Blisworth tunnel is 3057 yards long – approximately 1.7 miles. Like Braunston, it’s wide enough for two boats travelling in opposite directions to pass. I was lucky not to meet any boats in both tunnels. Despite the frequent cascades of water falling through the tunnel ceiling, that can give you and your boat an unwanted wash, I find navigating Blisworth tunnel is easier than Braunston as it’s straight, whereas Braunston has a few kinks that can result in a scrape or two if your concentration wanders for second.
Stoke Bruerne is noted for being possibly the best example of a canal village in England.
Leaving Stoke Bruerne my aim was to reach Fenny Stratford, approximately 17 miles away, which I did quite comfortably in the end. This involved passing through Stoke Bruerne Locks 16-20, Cosgrove Lock 21, Wolverton and twisting through Milton Keynes, for what felt like forever, to eventually arrive at Fenny Stratford.
My fourth day out was leisurely.
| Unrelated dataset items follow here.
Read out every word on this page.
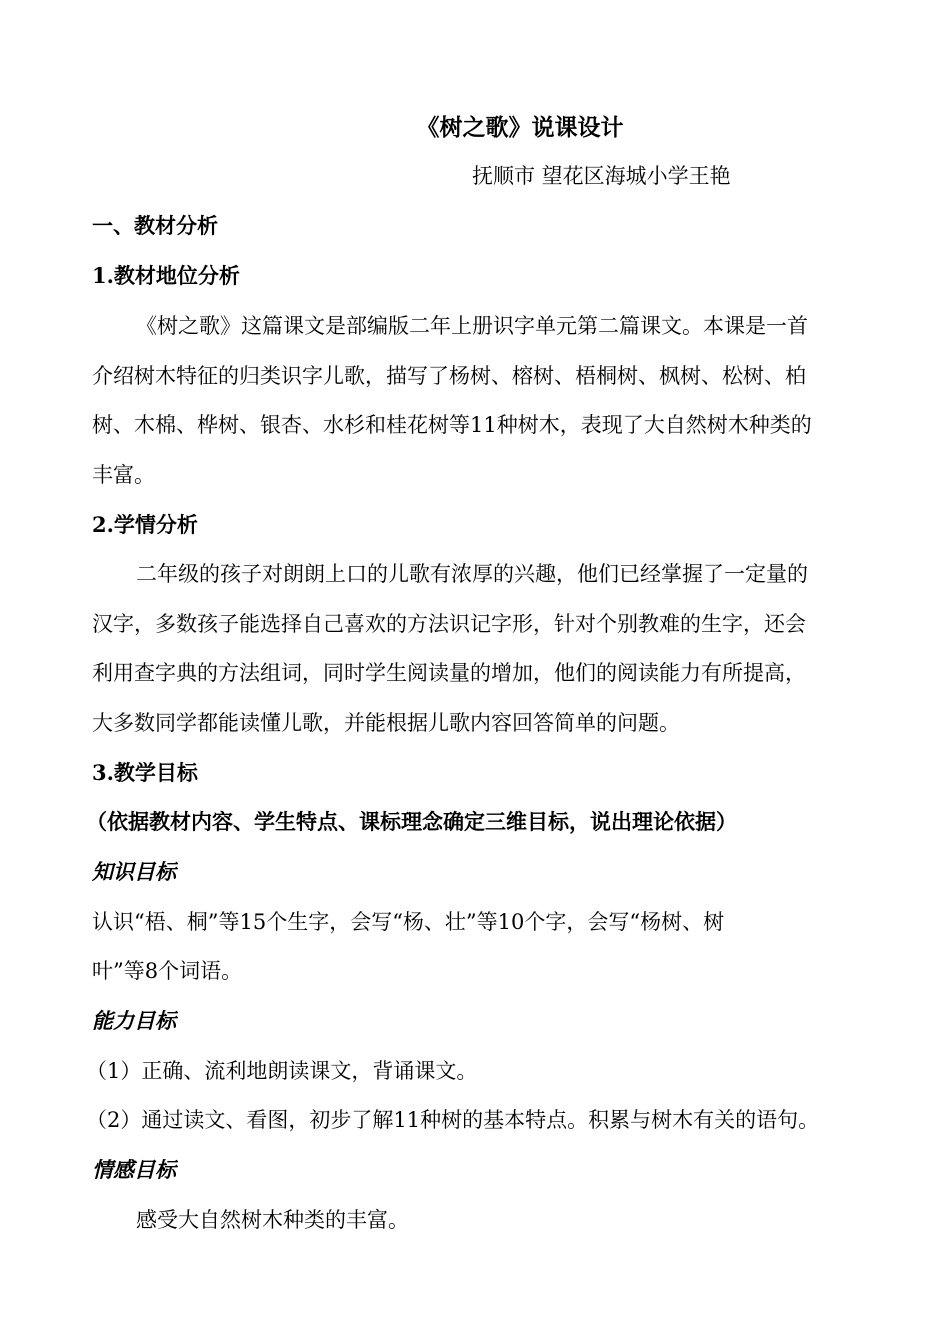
《树之歌》说课设计
抚顺市 望花区海城小学王艳
一、教材分析
1.教材地位分析
《树之歌》这篇课文是部编版二年上册识字单元第二篇课文。本课是一首
介绍树木特征的归类识字儿歌，描写了杨树、榕树、梧桐树、枫树、松树、柏
树、木棉、桦树、银杏、水杉和桂花树等11种树木，表现了大自然树木种类的
丰富。
2.学情分析
二年级的孩子对朗朗上口的儿歌有浓厚的兴趣，他们已经掌握了一定量的
汉字，多数孩子能选择自己喜欢的方法识记字形，针对个别教难的生字，还会
利用查字典的方法组词，同时学生阅读量的增加，他们的阅读能力有所提高，
大多数同学都能读懂儿歌，并能根据儿歌内容回答简单的问题。
3.教学目标
（依据教材内容、学生特点、课标理念确定三维目标，说出理论依据）
知识目标
认识“梧、桐”等15个生字，会写“杨、壮”等10个字，会写“杨树、树
叶”等8个词语。
能力目标
（1）正确、流利地朗读课文，背诵课文。
（2）通过读文、看图，初步了解11种树的基本特点。积累与树木有关的语句。
情感目标
感受大自然树木种类的丰富。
It was Bank Holiday Monday, and my sister Alison joined me, providing welcome company and help, to travel from Fenny Stratford to Leighton Buzzard, passing through Fenny Stratford Lock, Stoke Hammond Lock and the Soulbury Three Locks, mooring just above Leighton Lock, 46 miles from Braunston, for the night. Alison got the train home to Hemel Hempstead. It would take me a further 3 days to reach Hemel.
From Leighton Buzzard I travelled to towards Marsworth through peaceful countryside, negotiating locks with great names: Church Lock (there’s a church), Ivinghoe (2 locks), Seabrook (3 locks). I moored on the towpath in what felt like the middle of nowhere (near Pitstone) – apart from the railway line and the constant passing of trains!
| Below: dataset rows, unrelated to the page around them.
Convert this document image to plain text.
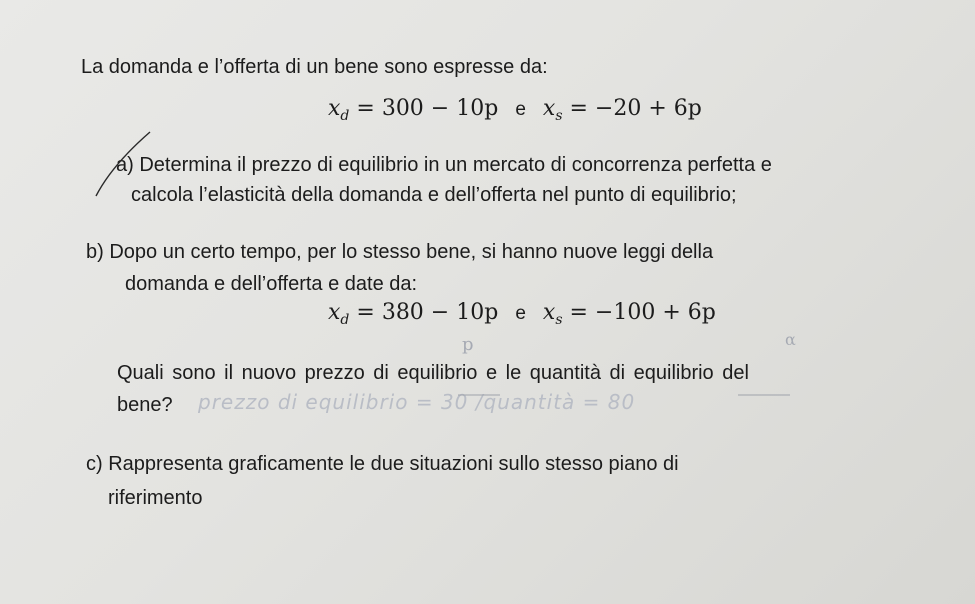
La domanda e l’offerta di un bene sono espresse da:
$x_d = 300 - 10p$ e $x_s = -20 + 6p$
a) Determina il prezzo di equilibrio in un mercato di concorrenza perfetta e
calcola l’elasticità della domanda e dell’offerta nel punto di equilibrio;
b) Dopo un certo tempo, per lo stesso bene, si hanno nuove leggi della
domanda e dell’offerta e date da:
$x_d = 380 - 10p$ e $x_s = -100 + 6p$
p	α
Quali sono il nuovo prezzo di equilibrio e le quantità di equilibrio del
bene? prezzo di equilibrio = 30 /quantità = 80
c) Rappresenta graficamente le due situazioni sullo stesso piano di
riferimento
Day six has been a lock day, 16 all told from Pitstone to Berkhamsted. This included Marsworth Locks 37-45. I had help on the last 4 of the Marsworth Locks from CRT (Canal & Rivers Trust) volunteers which I welcomed and appreciated. Dudsworth Lock 48 below came later. I took the photo because I think the lock keepers house, if that’s what it is, or was, looks more interesting than the standard.
Berkhamsted is 61 miles and 52 locks from Braunston and a great place to moor up for a couple of days if you have the time. I stayed one night only choosing to press on to Hemel Hempstead, just 3.5 miles away, negotiating Winkwell Swing Bridge, which is key operated and automatic, but it does involve holding up any passing traffic and pedestrians in the process, mooring just above Fishery Lock 63.
The Boat, probably the most popular name for a pub on the canal, along with The Navigation.
From Berkhamstead Lock 53 through to Batchworth Lock 81, 28 locks over approximately 12 miles, is the greatest concentration of locks on the journey and takes some effort. From Hemel Hempstead Fishery Lock a friend joined me for the day to Batchworth that involved 19 locks. On route we passed through Apsley, Kings Langley, Abbots Langley, some picturesque countryside around Hunton Bridge Locks (72,73) and Lady Capel’s Lock (74).
From Batchworth to my next planned stop Uxbridge I was solo again passing through the interestingly named Black Jack’s Lock 85, I wonder what the story is behind that name? , and the deepest lock on the journey at 11 feet 1 inch Denham Deep Lock 87 – looking down into the lock can give you a feeling of high anxiety!
Tenth day of the journey and I travelled from Uxbridge to Paddington Basin via Bull’s Bridge and the Paddington Arm of the Grand Union. I had the company of two friends on this leg of the journey through West London, however, apart from Cowley Lock 89, it’s lock free so my crew had an easy time!